И потом она улетела со своими детьми и направилась в свою страну. И когда мать Хасана увидела это, она заплакала и стала бить себя по лицу и так рыдала, что упала без памяти. А когда она очнулась, Ситт-Зубейда сказала ей: «О госпожа моя паломница, я не знала, что это случится, и если бы ты мне о ней рассказала, я бы тебе не противилась. Я узнала, что она из летающих джиннов только сейчас, и знай я, что она такого рода, я бы не дала ей надеть одежду и не позволила бы ей взять детей. Но освободи меня от ответственности, о госпожа!» И старуха сказала (а она не нашла в руках хитрости): «Ты не ответственна!» – и вышла из халифского дворца и шла до тех пор, пока не вошла в свой дом.

И она стала так бить себя по лицу, что её покрыло беспамятство, а очнувшись от забытья, она начала тосковать по женщине и её детям, и ей захотелось увидеть своего сына, и она произнесла такие стихи:

«В разлуки день уход ваш вызвал слезы

От горя, что из мест родных ушли вы.

И крикнула от мук любви я с горестью

(А слезы плача разъели мне ланиты):

«Вот расстались мы, но будет ли возвращение?»

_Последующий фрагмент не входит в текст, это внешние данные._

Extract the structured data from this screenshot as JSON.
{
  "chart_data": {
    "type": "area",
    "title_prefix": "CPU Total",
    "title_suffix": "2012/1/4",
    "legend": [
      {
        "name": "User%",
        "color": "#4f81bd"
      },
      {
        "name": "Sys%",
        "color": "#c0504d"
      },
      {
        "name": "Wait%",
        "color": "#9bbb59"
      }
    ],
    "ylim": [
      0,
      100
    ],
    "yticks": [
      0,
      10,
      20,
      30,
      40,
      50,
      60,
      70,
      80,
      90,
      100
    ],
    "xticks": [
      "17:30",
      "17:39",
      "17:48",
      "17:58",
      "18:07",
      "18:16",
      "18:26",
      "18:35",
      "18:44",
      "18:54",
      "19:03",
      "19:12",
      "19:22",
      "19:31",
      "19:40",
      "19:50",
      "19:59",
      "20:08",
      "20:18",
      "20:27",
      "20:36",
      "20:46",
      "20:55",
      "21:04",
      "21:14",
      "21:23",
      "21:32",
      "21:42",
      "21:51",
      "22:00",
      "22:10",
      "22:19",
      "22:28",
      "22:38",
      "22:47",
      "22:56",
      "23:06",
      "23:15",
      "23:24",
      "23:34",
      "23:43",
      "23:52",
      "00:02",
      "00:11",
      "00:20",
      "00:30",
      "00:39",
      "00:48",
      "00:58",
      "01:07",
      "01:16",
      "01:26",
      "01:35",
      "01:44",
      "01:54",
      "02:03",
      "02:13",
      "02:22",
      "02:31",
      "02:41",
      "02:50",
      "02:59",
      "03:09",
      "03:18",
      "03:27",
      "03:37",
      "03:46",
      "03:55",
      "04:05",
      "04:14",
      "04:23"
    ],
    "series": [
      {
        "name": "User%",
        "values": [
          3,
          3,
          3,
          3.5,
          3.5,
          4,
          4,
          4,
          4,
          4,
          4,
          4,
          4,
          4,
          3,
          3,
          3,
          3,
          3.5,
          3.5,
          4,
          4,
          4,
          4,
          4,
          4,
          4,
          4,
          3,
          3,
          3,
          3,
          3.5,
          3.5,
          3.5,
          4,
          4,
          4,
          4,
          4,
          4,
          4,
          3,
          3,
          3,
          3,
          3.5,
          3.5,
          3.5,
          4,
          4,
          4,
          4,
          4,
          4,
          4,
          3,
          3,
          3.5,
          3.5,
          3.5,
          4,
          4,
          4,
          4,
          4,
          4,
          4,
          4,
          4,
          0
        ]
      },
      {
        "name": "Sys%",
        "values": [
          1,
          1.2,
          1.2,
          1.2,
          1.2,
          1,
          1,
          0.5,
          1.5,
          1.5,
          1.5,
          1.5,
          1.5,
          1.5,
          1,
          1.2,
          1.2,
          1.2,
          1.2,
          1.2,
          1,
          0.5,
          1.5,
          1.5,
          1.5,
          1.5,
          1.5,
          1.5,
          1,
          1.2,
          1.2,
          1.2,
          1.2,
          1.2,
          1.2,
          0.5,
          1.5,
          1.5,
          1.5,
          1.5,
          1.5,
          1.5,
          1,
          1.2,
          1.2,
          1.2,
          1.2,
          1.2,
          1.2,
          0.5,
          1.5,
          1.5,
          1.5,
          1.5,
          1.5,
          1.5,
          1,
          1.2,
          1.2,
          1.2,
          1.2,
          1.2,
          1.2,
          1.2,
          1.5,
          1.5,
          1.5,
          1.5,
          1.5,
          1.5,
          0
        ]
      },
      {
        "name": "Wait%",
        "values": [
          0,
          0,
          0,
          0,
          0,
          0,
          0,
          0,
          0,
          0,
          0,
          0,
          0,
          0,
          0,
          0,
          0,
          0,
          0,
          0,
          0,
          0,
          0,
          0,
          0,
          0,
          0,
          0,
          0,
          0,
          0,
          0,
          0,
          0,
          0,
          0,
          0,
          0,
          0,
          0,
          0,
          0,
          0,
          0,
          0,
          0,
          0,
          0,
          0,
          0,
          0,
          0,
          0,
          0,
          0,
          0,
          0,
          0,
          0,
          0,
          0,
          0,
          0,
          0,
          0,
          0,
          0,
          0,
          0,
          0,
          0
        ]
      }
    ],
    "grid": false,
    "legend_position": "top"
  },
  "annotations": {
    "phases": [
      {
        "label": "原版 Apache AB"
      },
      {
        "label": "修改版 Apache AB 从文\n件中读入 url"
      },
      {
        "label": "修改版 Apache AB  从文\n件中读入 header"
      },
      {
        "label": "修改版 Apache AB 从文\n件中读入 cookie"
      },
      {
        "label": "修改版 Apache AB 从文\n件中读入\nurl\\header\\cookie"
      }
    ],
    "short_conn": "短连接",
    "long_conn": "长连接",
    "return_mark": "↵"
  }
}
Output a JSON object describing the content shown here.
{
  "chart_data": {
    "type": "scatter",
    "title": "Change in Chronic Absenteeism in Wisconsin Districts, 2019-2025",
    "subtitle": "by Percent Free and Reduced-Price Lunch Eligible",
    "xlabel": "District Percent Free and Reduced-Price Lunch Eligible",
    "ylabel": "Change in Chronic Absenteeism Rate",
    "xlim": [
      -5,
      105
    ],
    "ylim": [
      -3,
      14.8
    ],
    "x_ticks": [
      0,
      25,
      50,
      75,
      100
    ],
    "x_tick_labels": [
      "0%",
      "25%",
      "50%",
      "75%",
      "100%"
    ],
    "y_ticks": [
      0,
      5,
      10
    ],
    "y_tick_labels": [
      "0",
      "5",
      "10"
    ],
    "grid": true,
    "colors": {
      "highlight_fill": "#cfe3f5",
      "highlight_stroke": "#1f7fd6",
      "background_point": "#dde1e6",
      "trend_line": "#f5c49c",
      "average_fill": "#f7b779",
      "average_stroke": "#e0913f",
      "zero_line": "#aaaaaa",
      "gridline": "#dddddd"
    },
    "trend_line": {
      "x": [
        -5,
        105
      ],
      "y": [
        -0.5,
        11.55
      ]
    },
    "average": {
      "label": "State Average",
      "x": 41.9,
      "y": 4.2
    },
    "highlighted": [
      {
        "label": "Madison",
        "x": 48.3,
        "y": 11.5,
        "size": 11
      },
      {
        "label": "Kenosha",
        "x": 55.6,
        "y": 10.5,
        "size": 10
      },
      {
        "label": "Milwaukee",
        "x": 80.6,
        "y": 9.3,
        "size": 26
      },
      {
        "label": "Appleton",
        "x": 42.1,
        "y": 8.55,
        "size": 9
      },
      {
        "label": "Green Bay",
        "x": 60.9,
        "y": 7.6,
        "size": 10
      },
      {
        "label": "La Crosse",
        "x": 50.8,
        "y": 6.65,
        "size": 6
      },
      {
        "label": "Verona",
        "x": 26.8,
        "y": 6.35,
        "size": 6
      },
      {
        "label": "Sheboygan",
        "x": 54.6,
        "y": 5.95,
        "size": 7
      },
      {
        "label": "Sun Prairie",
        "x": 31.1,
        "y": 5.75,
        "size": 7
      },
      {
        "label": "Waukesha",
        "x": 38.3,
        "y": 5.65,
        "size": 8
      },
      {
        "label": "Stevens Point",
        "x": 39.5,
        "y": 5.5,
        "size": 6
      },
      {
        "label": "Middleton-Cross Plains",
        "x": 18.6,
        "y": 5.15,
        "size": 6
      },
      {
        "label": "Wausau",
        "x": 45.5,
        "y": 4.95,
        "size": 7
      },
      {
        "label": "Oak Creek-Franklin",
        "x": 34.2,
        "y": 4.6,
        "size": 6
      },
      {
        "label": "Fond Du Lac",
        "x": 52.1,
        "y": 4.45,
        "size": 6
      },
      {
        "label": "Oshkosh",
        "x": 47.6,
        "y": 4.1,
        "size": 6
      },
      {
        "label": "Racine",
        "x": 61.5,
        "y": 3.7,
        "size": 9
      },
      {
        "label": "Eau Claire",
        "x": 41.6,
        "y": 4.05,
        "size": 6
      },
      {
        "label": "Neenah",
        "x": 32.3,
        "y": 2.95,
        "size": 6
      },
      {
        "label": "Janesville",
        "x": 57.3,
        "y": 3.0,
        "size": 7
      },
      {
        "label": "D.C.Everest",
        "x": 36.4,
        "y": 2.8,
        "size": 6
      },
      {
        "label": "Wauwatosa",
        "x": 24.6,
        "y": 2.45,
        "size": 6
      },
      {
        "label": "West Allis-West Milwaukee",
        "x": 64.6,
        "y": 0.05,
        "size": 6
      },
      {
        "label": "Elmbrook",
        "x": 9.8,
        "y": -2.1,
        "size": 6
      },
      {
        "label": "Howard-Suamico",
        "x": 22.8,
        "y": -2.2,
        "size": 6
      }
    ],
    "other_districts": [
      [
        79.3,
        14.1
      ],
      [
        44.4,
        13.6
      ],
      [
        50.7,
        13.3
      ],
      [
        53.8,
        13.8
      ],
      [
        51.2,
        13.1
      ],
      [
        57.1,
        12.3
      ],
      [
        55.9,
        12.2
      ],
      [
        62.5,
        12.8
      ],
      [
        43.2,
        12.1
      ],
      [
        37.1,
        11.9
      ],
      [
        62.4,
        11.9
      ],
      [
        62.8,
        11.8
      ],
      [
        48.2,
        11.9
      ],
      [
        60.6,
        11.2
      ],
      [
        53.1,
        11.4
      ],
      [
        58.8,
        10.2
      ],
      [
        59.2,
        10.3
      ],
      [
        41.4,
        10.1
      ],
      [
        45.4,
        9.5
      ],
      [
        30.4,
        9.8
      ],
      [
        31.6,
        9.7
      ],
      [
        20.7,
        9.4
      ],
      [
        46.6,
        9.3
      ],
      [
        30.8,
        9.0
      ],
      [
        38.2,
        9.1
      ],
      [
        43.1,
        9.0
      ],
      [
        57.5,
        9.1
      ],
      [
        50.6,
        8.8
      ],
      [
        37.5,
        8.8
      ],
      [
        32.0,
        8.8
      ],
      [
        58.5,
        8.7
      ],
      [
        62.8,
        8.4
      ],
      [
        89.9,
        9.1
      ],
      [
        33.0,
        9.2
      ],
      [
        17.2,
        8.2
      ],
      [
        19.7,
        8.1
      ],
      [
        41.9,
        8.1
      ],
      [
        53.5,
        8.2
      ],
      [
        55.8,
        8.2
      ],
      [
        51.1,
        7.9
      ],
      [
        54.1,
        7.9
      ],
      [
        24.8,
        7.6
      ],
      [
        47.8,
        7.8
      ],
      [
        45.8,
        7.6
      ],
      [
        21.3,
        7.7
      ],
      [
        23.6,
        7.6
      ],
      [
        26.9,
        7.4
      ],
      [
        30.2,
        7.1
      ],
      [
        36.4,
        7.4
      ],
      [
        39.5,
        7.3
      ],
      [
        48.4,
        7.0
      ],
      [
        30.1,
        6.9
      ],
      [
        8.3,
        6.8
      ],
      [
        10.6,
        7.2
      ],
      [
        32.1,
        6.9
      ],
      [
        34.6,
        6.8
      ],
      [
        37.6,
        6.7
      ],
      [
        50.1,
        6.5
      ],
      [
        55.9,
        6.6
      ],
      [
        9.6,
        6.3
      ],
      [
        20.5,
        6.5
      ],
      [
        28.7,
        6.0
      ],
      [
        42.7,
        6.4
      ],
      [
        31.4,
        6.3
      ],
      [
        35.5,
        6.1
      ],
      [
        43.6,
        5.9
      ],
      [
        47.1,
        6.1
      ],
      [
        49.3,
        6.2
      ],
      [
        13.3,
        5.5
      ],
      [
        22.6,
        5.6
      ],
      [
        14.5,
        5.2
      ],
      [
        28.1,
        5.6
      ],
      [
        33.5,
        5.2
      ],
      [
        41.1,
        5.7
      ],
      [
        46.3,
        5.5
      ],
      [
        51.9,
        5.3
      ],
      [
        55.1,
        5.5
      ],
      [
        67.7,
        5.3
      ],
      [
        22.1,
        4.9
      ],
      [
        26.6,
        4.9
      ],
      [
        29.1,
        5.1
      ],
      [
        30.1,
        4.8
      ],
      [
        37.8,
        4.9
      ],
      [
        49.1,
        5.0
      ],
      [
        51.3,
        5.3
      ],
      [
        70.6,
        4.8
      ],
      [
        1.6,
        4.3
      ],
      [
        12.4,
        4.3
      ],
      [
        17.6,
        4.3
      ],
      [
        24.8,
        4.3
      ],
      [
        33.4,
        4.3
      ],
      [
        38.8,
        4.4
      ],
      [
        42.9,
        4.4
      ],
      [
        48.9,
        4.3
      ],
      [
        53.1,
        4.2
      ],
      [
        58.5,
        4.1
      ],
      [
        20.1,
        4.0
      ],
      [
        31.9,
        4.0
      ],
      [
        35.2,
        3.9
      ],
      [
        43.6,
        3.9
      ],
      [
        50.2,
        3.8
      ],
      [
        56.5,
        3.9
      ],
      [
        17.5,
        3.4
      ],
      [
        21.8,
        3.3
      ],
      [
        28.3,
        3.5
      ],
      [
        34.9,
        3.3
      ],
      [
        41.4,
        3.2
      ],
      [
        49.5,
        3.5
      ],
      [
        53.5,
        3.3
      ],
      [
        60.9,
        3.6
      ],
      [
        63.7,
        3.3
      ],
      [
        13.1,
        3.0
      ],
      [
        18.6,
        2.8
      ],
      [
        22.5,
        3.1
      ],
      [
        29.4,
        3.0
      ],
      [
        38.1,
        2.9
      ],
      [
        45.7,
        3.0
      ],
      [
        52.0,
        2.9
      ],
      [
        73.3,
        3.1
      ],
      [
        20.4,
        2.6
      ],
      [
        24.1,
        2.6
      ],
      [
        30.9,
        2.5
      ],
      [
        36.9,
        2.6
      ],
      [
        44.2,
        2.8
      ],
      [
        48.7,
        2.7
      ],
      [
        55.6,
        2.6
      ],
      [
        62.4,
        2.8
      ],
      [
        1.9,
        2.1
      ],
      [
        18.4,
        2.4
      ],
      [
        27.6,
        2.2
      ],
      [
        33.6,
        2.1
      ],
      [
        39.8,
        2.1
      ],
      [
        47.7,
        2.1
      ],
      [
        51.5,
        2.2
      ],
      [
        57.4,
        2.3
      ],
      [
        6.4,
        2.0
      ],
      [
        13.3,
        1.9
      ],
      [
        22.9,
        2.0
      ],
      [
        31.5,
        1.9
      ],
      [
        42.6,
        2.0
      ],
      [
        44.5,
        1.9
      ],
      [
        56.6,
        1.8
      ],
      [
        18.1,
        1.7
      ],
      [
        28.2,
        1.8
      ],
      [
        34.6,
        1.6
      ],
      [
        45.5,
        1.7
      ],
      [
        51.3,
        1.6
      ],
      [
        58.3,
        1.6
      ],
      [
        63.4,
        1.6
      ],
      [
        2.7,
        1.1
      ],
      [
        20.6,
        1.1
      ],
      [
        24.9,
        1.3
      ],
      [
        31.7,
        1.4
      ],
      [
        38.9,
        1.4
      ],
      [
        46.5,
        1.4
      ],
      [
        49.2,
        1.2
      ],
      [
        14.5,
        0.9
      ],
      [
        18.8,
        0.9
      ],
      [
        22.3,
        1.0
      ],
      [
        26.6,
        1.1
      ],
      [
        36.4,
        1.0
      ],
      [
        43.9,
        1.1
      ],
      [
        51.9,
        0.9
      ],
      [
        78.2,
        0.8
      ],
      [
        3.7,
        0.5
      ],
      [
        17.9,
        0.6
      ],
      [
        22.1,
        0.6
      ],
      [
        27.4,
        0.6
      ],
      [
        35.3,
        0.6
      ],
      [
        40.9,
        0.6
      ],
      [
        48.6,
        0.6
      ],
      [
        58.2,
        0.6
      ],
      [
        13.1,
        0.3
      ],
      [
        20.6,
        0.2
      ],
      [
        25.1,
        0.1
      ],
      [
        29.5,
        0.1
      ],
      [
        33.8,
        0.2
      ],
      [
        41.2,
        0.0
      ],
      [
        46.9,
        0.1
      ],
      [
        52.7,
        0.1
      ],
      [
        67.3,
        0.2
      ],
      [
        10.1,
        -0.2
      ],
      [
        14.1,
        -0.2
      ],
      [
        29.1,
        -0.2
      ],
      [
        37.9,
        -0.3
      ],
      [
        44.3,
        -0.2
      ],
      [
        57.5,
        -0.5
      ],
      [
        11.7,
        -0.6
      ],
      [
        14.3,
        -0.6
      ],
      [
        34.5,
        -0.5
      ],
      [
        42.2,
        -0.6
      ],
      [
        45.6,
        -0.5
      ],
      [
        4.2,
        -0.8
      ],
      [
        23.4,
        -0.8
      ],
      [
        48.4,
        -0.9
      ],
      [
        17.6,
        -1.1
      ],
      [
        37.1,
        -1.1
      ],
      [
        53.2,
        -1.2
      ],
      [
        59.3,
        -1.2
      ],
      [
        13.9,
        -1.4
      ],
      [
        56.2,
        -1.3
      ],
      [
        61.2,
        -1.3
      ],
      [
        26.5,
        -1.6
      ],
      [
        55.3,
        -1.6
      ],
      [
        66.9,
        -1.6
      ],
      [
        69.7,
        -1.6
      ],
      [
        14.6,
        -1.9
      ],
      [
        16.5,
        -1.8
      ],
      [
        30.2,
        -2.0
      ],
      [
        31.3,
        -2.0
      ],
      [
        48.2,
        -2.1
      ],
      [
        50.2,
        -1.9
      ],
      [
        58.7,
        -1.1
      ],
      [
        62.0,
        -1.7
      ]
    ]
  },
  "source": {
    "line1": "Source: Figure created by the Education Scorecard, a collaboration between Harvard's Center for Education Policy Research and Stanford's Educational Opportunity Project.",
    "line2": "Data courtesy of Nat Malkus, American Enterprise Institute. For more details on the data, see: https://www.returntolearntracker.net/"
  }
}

Разлука уничтожила всю скрытность!

О, если бы вернулись они к верности!

Коль они вернутся, вернётся время счастья».

И потом она поднялась и вырыла в доме три могилы и сидела над ними, плача, в часы ночи и части дня, а когда продлилось отсутствие её сына и увеличилась её тревога, тоска и печаль, она произнесла такие стихи:

«Твой призрак меж закрытых век я вижу,

В движенье и в покое тебя помню.

Любовь к тебе в костях моих так льётся,

Как льётся сок в плодах и гибких ветках.

В тот день, как нет тебя, мне грудь сжимает,

И скорбь мою прощает мне хулитель.

О ты, любовь к кому владеет мною

И от любви сильней моё безумье,

Побойся милостивого, будь кроток —

В любви к тебе погибель я вкусила…»

И Шахразаду застигло утро, и она прекратила дозволенные речи.